De zoektocht naar mezelf

Ik hou van honden, ik hou van bomen. Maar is er ook een mogelijkheid om die twee te combineren? Ik weet het niet. Wist het niet en zal het nooit weten. Ik benXXX, 15. En dit is mijn verhaal over de zoektoch naar mezelf. Mensen vervagen, stoppen zichzelf weg door de druk van de maatschappij. Maar dat wou ik niet. Gelukkig waren mijn ouders ook zo slim en gingen ze wonen op het platteland, ver weg van iedereen. Wij, mijn ouders en ik, wonen in de Ardennen. We wonen daar goed en ik kon er openbloeien tot de bloem die ik ben. Bloemen staan buiten in een potje, wachtend op water.

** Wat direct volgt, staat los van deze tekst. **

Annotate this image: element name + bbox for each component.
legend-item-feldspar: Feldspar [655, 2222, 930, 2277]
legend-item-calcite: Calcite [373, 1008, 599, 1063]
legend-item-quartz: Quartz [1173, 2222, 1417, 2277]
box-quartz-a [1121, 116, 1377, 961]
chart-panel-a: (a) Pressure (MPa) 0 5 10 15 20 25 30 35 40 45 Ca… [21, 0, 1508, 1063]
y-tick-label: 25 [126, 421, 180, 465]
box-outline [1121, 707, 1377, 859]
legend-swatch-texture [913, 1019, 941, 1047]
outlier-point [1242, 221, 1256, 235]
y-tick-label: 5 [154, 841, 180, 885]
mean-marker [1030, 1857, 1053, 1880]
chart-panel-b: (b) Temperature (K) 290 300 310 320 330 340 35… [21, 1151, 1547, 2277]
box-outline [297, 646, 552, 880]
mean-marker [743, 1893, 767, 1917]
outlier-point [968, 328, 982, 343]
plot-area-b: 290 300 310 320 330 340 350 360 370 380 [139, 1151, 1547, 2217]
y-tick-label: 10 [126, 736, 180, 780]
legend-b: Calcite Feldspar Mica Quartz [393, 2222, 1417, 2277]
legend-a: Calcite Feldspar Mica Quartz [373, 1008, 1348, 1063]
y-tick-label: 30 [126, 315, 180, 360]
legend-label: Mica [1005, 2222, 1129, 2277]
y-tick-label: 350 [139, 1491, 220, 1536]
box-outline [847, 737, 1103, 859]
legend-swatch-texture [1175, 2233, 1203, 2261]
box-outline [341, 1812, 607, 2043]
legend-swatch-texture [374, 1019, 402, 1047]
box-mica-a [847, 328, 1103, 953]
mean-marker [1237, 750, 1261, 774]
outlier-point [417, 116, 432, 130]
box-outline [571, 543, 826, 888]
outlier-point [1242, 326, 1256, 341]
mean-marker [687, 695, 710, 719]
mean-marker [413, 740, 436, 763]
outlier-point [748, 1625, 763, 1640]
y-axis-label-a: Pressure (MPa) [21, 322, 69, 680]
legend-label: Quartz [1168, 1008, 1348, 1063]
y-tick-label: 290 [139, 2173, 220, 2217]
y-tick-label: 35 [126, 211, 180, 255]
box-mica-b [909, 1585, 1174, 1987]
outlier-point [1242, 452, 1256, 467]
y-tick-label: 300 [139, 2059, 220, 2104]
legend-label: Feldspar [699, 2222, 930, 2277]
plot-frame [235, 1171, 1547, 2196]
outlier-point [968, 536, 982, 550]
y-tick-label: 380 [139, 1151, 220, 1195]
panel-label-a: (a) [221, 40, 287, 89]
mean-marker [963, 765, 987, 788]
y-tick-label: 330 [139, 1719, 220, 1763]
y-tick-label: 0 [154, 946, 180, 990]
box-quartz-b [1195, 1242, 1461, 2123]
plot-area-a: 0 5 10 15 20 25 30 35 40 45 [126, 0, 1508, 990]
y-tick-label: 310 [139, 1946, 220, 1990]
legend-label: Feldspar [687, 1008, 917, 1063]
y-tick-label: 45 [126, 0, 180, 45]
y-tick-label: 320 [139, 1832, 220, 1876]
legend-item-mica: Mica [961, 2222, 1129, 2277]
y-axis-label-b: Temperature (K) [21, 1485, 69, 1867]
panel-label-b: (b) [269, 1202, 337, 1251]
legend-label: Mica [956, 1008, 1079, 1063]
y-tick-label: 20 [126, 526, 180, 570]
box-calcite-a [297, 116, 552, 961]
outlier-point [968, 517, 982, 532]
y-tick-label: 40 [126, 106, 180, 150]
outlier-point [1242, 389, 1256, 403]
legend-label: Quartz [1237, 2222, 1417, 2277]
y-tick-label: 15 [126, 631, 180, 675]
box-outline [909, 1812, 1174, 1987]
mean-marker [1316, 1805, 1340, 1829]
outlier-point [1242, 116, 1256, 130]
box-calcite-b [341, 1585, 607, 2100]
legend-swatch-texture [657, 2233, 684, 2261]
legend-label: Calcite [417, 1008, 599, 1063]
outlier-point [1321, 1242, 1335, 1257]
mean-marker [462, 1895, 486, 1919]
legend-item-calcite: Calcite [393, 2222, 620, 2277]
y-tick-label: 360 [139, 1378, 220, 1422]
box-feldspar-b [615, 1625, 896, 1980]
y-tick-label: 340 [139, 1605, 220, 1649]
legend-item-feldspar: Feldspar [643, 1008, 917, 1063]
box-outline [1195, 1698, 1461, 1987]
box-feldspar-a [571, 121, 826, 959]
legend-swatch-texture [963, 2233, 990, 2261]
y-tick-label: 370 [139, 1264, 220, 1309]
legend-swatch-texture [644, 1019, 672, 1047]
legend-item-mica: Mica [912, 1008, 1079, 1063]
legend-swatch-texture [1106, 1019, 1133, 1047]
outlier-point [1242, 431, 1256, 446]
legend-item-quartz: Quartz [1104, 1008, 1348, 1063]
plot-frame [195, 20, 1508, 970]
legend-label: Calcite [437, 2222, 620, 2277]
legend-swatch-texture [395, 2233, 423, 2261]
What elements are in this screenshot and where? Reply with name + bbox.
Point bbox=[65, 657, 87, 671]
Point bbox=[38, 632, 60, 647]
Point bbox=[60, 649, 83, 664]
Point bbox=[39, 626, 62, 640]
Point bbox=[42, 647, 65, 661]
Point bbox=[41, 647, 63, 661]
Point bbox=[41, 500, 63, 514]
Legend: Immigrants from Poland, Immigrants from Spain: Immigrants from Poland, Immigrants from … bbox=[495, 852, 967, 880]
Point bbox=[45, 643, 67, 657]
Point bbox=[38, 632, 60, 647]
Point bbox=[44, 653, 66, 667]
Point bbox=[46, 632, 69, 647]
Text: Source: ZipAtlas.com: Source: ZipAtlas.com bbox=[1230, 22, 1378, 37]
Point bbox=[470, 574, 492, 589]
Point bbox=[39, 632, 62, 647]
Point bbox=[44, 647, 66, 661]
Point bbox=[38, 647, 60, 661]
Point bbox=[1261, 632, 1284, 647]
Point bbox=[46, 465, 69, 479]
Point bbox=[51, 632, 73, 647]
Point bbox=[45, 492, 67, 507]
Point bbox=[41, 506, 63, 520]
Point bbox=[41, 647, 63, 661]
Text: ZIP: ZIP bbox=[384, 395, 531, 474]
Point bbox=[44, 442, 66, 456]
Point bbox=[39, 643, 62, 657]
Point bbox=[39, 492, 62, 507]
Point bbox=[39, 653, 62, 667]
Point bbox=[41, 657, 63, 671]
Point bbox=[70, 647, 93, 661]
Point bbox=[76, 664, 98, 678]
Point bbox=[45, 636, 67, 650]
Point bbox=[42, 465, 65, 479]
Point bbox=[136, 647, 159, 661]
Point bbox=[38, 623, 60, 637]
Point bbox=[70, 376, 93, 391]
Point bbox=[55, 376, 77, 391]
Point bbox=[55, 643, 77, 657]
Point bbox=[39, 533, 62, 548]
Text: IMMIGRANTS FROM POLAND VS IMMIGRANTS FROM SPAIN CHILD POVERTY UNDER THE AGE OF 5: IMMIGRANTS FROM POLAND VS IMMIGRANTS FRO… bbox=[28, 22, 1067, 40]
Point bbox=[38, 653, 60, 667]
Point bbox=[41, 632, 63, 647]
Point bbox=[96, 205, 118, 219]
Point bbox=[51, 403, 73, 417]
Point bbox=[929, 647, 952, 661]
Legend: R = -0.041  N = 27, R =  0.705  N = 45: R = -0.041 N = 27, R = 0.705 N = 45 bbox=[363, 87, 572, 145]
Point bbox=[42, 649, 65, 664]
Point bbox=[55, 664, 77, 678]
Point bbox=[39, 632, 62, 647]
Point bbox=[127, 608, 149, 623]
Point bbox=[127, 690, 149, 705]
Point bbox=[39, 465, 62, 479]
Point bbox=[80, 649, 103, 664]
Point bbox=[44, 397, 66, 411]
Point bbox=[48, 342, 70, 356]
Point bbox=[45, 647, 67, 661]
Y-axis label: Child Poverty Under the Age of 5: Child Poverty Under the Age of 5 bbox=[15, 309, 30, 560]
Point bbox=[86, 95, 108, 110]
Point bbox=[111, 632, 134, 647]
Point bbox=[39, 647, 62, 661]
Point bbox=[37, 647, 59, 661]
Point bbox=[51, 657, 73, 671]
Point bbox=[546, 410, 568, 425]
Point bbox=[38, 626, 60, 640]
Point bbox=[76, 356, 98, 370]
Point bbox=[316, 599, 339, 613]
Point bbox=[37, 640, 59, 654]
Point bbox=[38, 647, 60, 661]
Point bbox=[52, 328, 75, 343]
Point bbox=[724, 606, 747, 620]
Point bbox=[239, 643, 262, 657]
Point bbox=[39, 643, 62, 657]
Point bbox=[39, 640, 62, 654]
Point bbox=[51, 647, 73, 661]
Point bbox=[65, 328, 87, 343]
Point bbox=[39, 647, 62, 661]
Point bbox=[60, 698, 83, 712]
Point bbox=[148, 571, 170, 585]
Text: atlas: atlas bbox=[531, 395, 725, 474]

Maar ik ben een vrije bloem, lopend met de wind in mijn haren. Springend van tak naar tak, terwijl ik de eekhoorntjes achtervolg. Maar toch mistte er iets. Mijn leven is vrij wel perfect maar gelukkig ben ik niet. Ik voel mij gewoon niet thuis in een huis, geef mij maar bomen en een bloemenheide. Mijn ouders hebben er gelukkig niets op tegen als ik dagenlang in het bos zit, tussen de bomen en in de bomen. Want zij kennen hun dochter. De bruingebrande Tess met het lange zwarte haar en de grote bruine ogen. Verplichten doen ze me niet maar in mijn eentje zorg ik voor het eten. De moestuin is mijn verantwoordelijkheid. Meer dan dertig groenten heb ik er geplant. Vlees eten we niet. Wij leven met en door de natuur en daar zijn we dankbaar om. Niet iedereen zou ons leven kunnen leiden, maar wij doen dat met plezier.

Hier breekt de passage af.